The choice of the sliding window size is difficult for short time series as that of AMSR-E’s and AMSR2’s VOD. Yet, the results are robust w.r.t it, as Figure S11 based on sliding windows of 3 years is almost identical to Figure 5 with windows of 5 years. This also holds for the summarizing Figure S12 when compared to Figure 6. It is to note that the spatially averaged time series of the three indicators are more noisy for the choice of smaller windows, which is due to the fact the the calculation of the indicators becomes more unstable when calculated on only 36 data points, corresponding to the 3 years. The right choice of the window size in an approach to resilience analysis like the one shown here is challenging, as the increase can only be determined reliably based on enough indicator time steps either. The fact that the results are robust with respect to the window size gives confidence in the choice of 5 years as default.

Text S10. Robustness with respect to the measure of change

In the main text, any change in indicators is measured in terms of linear trends. Yet, another option would be the Kendall’s τ as a measure of steadiness of increase. Figure S13 is the analogue of Figure 5 but with increase in time series quantified in terms of Kendall’s τ . In Figure 6, increase in the indicators is quantified in terms of linear trends. The results are almost identical when measuring the indicators’ increase by the Kendall τ rank coefficient.

Text S11. Robustness with respect to the distance defining neighboring cells

The definition of the spatial correlation depends on the distance taken into account when taking the average correlation with neighboring cells. Figure S15 shows the trends of the spatial correlation for the different VIs comparing different radii defining the set of neighboring cells. As expected, a greater number of neighbors spatially smooths the results, but does not influence the general spatial pattern of the trends of spatial correlation. The turquoise circle on the bottom of the map shows an exemplary circular band of neighboring cells. In the main text, all results are based on a radius of 100 km.


Figure S9: Robustness with respect to parametrization of detrending and deseasonalization algorithm STL. Trends in variance, AC1, and spatial correlation of the residual time series resulting from a different parametrization of the STL algorithm (seasonal smoother in STL set to 13 instead of 7).

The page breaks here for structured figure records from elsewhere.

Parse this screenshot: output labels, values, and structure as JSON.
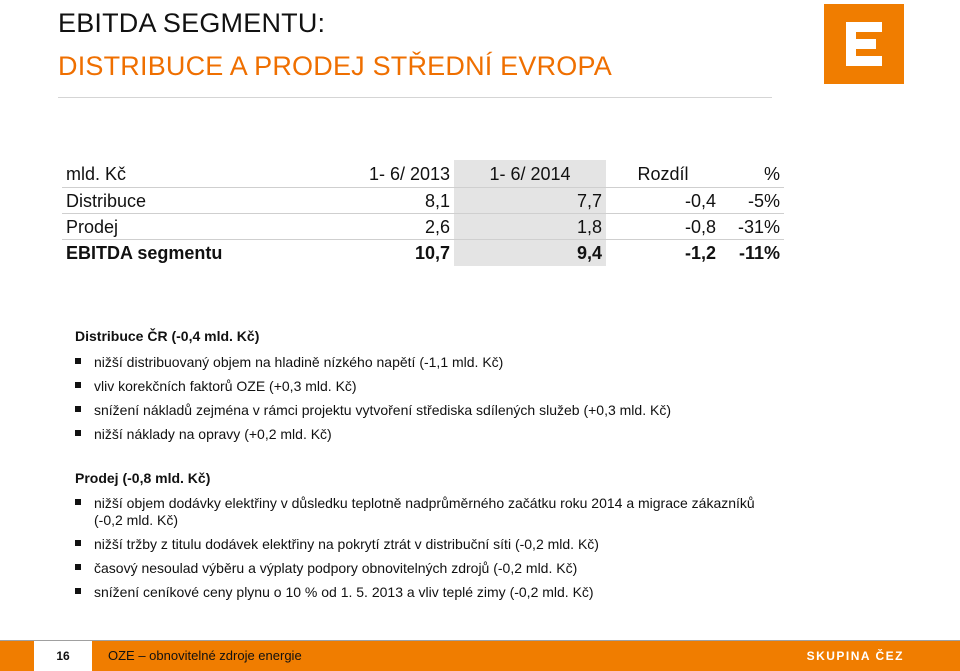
{
  "header": {
    "title_line1": "EBITDA SEGMENTU:",
    "title_line2": "DISTRIBUCE A PRODEJ STŘEDNÍ EVROPA",
    "accent_color": "#ef6f00"
  },
  "logo": {
    "icon": "cez-e-logo-icon",
    "color": "#f07d00"
  },
  "table": {
    "columns": [
      "mld. Kč",
      "1- 6/ 2013",
      "1- 6/ 2014",
      "Rozdíl",
      "%"
    ],
    "rows": [
      [
        "Distribuce",
        "8,1",
        "7,7",
        "-0,4",
        "-5%"
      ],
      [
        "Prodej",
        "2,6",
        "1,8",
        "-0,8",
        "-31%"
      ],
      [
        "EBITDA segmentu",
        "10,7",
        "9,4",
        "-1,2",
        "-11%"
      ]
    ]
  },
  "sections": [
    {
      "heading": "Distribuce ČR (-0,4 mld. Kč)",
      "bullets": [
        "nižší distribuovaný objem na hladině nízkého napětí (-1,1 mld. Kč)",
        "vliv korekčních faktorů OZE (+0,3 mld. Kč)",
        "snížení nákladů zejména v rámci projektu vytvoření střediska sdílených služeb (+0,3 mld. Kč)",
        "nižší náklady na opravy (+0,2 mld. Kč)"
      ]
    },
    {
      "heading": "Prodej (-0,8 mld. Kč)",
      "bullets": [
        "nižší objem dodávky elektřiny v důsledku teplotně nadprůměrného začátku roku 2014 a migrace zákazníků (-0,2 mld. Kč)",
        "nižší tržby z titulu dodávek elektřiny na pokrytí ztrát v distribuční síti (-0,2 mld. Kč)",
        "časový nesoulad výběru a výplaty podpory obnovitelných zdrojů (-0,2 mld. Kč)",
        "snížení ceníkové ceny plynu o 10 % od 1. 5. 2013 a vliv teplé zimy (-0,2 mld. Kč)"
      ]
    }
  ],
  "footer": {
    "page_number": "16",
    "text": "OZE – obnovitelné zdroje energie",
    "brand": "SKUPINA ČEZ",
    "bar_color": "#f07d00"
  }
}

Figure S10: Robustness with respect to parametrization of detrending and deseasonalization algorithm STL. Summary of the resilience changes detected by the three indicators, here based on residual time series resulting from a different parametrization of the STL algorithm (seasonal smoother in STL set to 13 instead of 7).


Figure S11: Robustness with respect to the sliding window size for calculating the indicators of CSD. Trends in variance, AC1, and spatial correlation based on sliding windows of 3 years


Figure S12: Robustness with respect to the sliding window size for calculating the indicators of CSD. Summary of the resilience changes detected by the three indicators, here based on sliding windows of 3 years.

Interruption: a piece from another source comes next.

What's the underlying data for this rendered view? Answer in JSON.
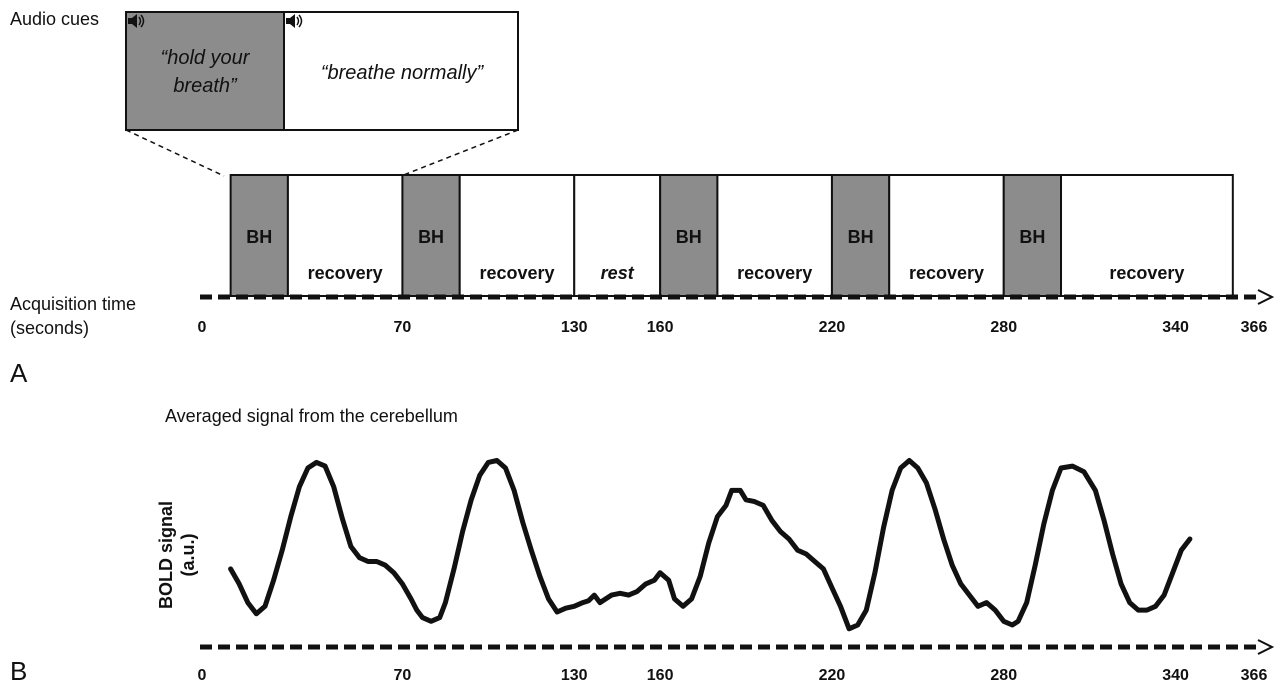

Figure S13: Robustness with respect to the measure of increase. The increase in the time series is quantified in terms of Kendall’s τ of variance, AC1, and spatial correlation.


Figure S14: Robustness with respect to the measure of increase. Summary of the resilience changes detected by the three indicators, when the change in the time series is quantified in terms of Kendall’s τ


Figure S15: Robustness of spatial correlation with respect to the definition of neighboring cells. Trend of the spatial correlation for the different VIs comparing radii of 0-100, 100-300, and 300-600 km as the range of cells taken into account as neighboring the center cell.